WASHINGTON, D.C. – Following the World Trade Organization’s (WTO) ruling that the United States’ mandatory country of origin labeling (COOL) law for imported cuts of beef, chicken, and pork violates international trade agreements, U.S. Sen. Sherrod Brown (D-OH) – a senior member of the U.S. Senate Committee on Agriculture, Nutrition and Forestry – today announced his cosponsorship of the bipartisan Voluntary Country of Origin Labeling (COOL) Act of 2015. The bill would allow the U.S. to avoid retaliatory tariffs by repealing the mandatory COOL law and replacing it with a voluntary program that will enable processors to voluntarily label meat products. The COOL Act would maintain the integrity of the label, ensuring that the product is actually “born, raised and slaughtered in the United States,” rather than just processed in the U.S.

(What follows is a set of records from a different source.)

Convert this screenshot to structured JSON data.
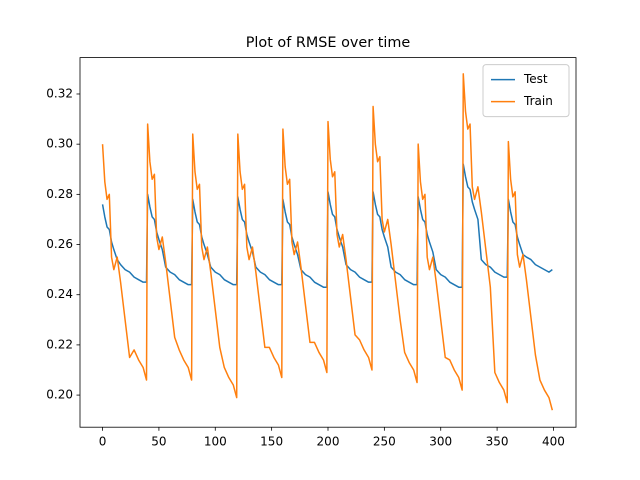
{
  "chart_data": {
    "type": "line",
    "title": "Plot of RMSE over time",
    "x": [
      0,
      2,
      4,
      6,
      8,
      10,
      13,
      16,
      20,
      24,
      28,
      32,
      36,
      39,
      40,
      42,
      44,
      46,
      48,
      50,
      53,
      56,
      60,
      64,
      68,
      72,
      76,
      79,
      80,
      82,
      84,
      86,
      88,
      90,
      93,
      96,
      100,
      104,
      108,
      112,
      116,
      119,
      120,
      122,
      124,
      126,
      128,
      130,
      133,
      136,
      140,
      144,
      148,
      152,
      156,
      159,
      160,
      162,
      164,
      166,
      168,
      170,
      173,
      176,
      180,
      184,
      188,
      192,
      196,
      199,
      200,
      202,
      204,
      206,
      208,
      210,
      213,
      216,
      220,
      224,
      228,
      232,
      236,
      239,
      240,
      242,
      244,
      246,
      248,
      250,
      253,
      256,
      260,
      264,
      268,
      272,
      276,
      279,
      280,
      282,
      284,
      286,
      288,
      290,
      293,
      296,
      300,
      304,
      308,
      312,
      316,
      319,
      320,
      322,
      324,
      326,
      328,
      330,
      333,
      336,
      340,
      344,
      348,
      352,
      356,
      359,
      360,
      362,
      364,
      366,
      368,
      370,
      373,
      376,
      380,
      384,
      388,
      392,
      396,
      399
    ],
    "series": [
      {
        "name": "Test",
        "color": "#1f77b4",
        "values": [
          0.276,
          0.271,
          0.267,
          0.266,
          0.261,
          0.258,
          0.254,
          0.252,
          0.25,
          0.249,
          0.247,
          0.246,
          0.245,
          0.245,
          0.28,
          0.275,
          0.271,
          0.27,
          0.265,
          0.262,
          0.258,
          0.251,
          0.249,
          0.248,
          0.246,
          0.245,
          0.244,
          0.244,
          0.278,
          0.273,
          0.269,
          0.268,
          0.263,
          0.26,
          0.256,
          0.251,
          0.249,
          0.248,
          0.246,
          0.245,
          0.244,
          0.244,
          0.279,
          0.274,
          0.27,
          0.269,
          0.264,
          0.261,
          0.257,
          0.251,
          0.249,
          0.248,
          0.246,
          0.245,
          0.244,
          0.244,
          0.278,
          0.273,
          0.269,
          0.268,
          0.263,
          0.26,
          0.256,
          0.25,
          0.248,
          0.247,
          0.245,
          0.244,
          0.243,
          0.243,
          0.281,
          0.276,
          0.272,
          0.271,
          0.266,
          0.263,
          0.259,
          0.252,
          0.25,
          0.249,
          0.247,
          0.246,
          0.245,
          0.245,
          0.281,
          0.276,
          0.272,
          0.271,
          0.266,
          0.263,
          0.259,
          0.251,
          0.249,
          0.248,
          0.246,
          0.245,
          0.244,
          0.244,
          0.279,
          0.274,
          0.27,
          0.269,
          0.264,
          0.261,
          0.257,
          0.25,
          0.248,
          0.247,
          0.245,
          0.244,
          0.243,
          0.243,
          0.292,
          0.287,
          0.283,
          0.282,
          0.277,
          0.274,
          0.27,
          0.254,
          0.252,
          0.251,
          0.249,
          0.248,
          0.247,
          0.247,
          0.278,
          0.273,
          0.269,
          0.268,
          0.263,
          0.26,
          0.256,
          0.255,
          0.254,
          0.252,
          0.251,
          0.25,
          0.249,
          0.25
        ]
      },
      {
        "name": "Train",
        "color": "#ff7f0e",
        "values": [
          0.3,
          0.285,
          0.278,
          0.28,
          0.255,
          0.25,
          0.255,
          0.245,
          0.23,
          0.215,
          0.218,
          0.214,
          0.211,
          0.206,
          0.308,
          0.293,
          0.286,
          0.288,
          0.263,
          0.258,
          0.263,
          0.253,
          0.238,
          0.223,
          0.218,
          0.214,
          0.211,
          0.206,
          0.304,
          0.289,
          0.282,
          0.284,
          0.259,
          0.254,
          0.259,
          0.249,
          0.234,
          0.219,
          0.211,
          0.207,
          0.204,
          0.199,
          0.304,
          0.289,
          0.282,
          0.284,
          0.259,
          0.254,
          0.259,
          0.249,
          0.234,
          0.219,
          0.219,
          0.215,
          0.212,
          0.207,
          0.306,
          0.291,
          0.284,
          0.286,
          0.261,
          0.256,
          0.261,
          0.251,
          0.236,
          0.221,
          0.221,
          0.217,
          0.214,
          0.209,
          0.309,
          0.294,
          0.287,
          0.289,
          0.264,
          0.259,
          0.264,
          0.254,
          0.239,
          0.224,
          0.222,
          0.218,
          0.215,
          0.21,
          0.315,
          0.3,
          0.293,
          0.295,
          0.27,
          0.265,
          0.27,
          0.26,
          0.245,
          0.23,
          0.217,
          0.213,
          0.21,
          0.205,
          0.3,
          0.285,
          0.278,
          0.28,
          0.255,
          0.25,
          0.255,
          0.245,
          0.23,
          0.215,
          0.214,
          0.21,
          0.207,
          0.202,
          0.328,
          0.313,
          0.306,
          0.308,
          0.283,
          0.278,
          0.283,
          0.273,
          0.258,
          0.243,
          0.209,
          0.205,
          0.202,
          0.197,
          0.301,
          0.286,
          0.279,
          0.281,
          0.256,
          0.251,
          0.256,
          0.246,
          0.231,
          0.216,
          0.206,
          0.202,
          0.199,
          0.194
        ]
      }
    ],
    "xlim": [
      -20,
      420
    ],
    "xticks": [
      0,
      50,
      100,
      150,
      200,
      250,
      300,
      350,
      400
    ],
    "ylim": [
      0.1872,
      0.3345
    ],
    "yticks": [
      {
        "value": 0.2,
        "label": "0.20"
      },
      0.22,
      0.24,
      0.26,
      0.28,
      {
        "value": 0.3,
        "label": "0.30"
      },
      0.32
    ],
    "grid": false,
    "legend": "upper right"
  }
}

“Americans deserve to make informed decisions when it comes to food they put on the table,” said Brown. “While I prefer mandatory country of origin labeling and disagree with the World Trade Organization’s ruling, we need to take action to keep consumers safe while avoiding retaliatory trade sanctions from Canada and Mexico. Voluntary country of origin labeling standards will ensure that consumers know where their meat is raised and processed. A voluntary country of origin labeling program would benefit both producers and consumers, while ensuring the U.S. meat industry stays in compliance with the World Trade Organization.”

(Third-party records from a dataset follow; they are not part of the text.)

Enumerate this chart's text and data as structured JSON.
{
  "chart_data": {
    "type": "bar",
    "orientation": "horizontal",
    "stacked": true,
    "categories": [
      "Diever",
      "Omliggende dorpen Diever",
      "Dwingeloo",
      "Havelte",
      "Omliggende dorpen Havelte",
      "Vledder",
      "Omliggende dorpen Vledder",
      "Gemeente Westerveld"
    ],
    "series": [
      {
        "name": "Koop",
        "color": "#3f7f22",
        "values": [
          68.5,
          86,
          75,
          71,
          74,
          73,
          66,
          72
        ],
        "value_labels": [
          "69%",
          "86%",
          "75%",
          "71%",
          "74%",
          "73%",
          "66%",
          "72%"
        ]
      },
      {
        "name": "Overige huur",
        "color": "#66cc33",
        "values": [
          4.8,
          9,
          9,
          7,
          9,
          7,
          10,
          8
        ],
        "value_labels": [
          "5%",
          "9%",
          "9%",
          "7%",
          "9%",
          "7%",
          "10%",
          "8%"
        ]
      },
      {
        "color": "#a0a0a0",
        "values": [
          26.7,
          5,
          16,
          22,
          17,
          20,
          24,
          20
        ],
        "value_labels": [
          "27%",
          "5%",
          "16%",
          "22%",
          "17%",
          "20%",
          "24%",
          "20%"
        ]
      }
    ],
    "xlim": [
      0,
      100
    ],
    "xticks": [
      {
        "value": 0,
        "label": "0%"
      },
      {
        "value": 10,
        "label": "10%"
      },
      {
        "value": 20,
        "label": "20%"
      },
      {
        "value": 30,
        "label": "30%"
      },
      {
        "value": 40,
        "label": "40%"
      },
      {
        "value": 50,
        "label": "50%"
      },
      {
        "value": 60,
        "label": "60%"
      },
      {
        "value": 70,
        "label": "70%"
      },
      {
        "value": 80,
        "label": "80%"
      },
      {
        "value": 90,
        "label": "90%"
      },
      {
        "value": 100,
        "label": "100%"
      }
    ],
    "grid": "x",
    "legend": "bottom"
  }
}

In May 2015, the World Trade Organization (WTO) ruled for the fourth time that the United States’ mandatory COOL law treats Mexican and Canadian livestock less favorably than U.S.- origin livestock and violates international trade agreements. The WTO is undergoing an arbitration process to determine the level of retaliation that Canada and Mexico will be authorized to implement. Both countries say they intend to implement retaliatory tariffs should the U.S. fail to address the current COOL law.